Two weeks ago, Tara Benedek, Karin Weatherbie, and Brigitte May were like many other travelers on a Jamaican vacation – they walked the beach barefoot. However, by walking along the beach without any shoes, they contracted painful parasites called hookworms.
Hookworms await in the beach sand (or soil) to infect their victims by burrowing inside their feet and creating blisters and swollen, itchy skin. Generally, hookworms develop by feces left by dogs or cats in vacation areas. Other parasites can be contracted in various places while on vacation like in hotel pools.
“Basically, there are larvae, worms in our feet,” Tara Benedek told CTV News Toronto.
“You can see the track marks of the worms in your feet,” Brigitte May said. “It’s the most horrible, horrible experience ever.”
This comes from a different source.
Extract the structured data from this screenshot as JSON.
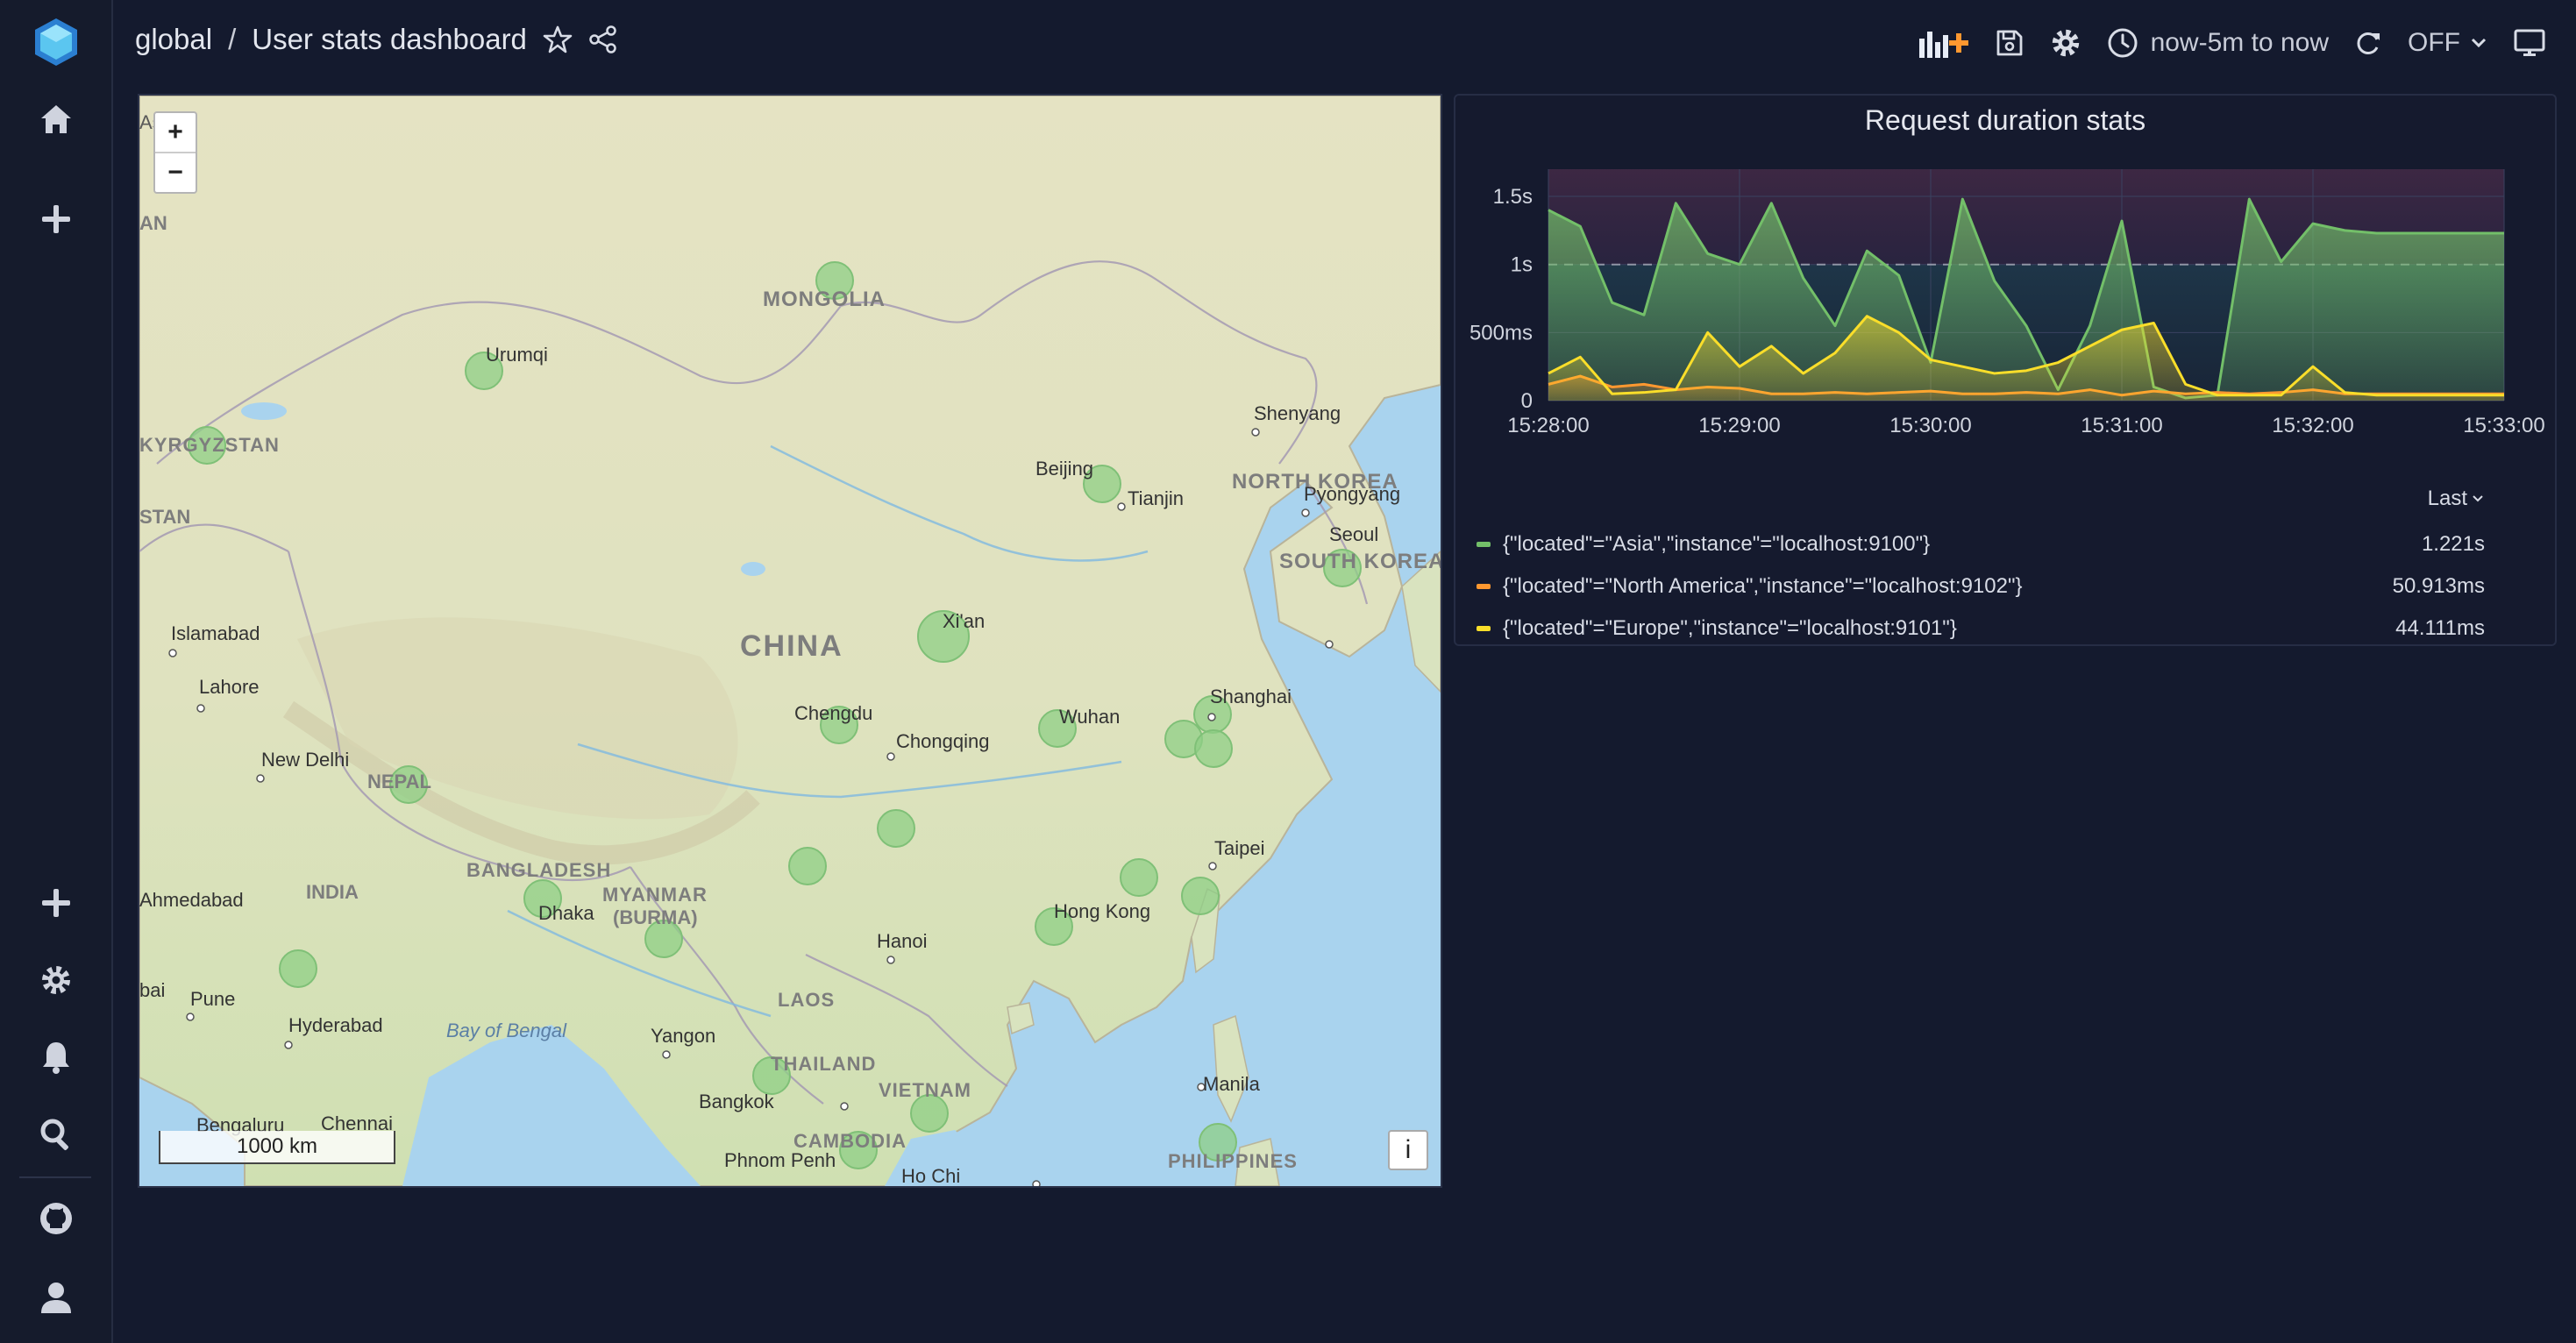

In addition to the blisters and painful itching, hookworms can also cause weight loss, fatigue, abdominal pain, and diarrhea.
The women received medical treatment at a local Toronto hospital after returning home from vacation.
“They were the only ones that were able to see us, know exactly what it is, and provide the medication right away,” Karin Weatherbie said.
Benedek said, “What I would recommend for anybody going forward, and I wish that I knew, is to wear water shoes on the beach, sandals, something to cover your feet at all times, especially if you see stray animals around the beach.”
“I’m already Googling water shoes for my next trip.”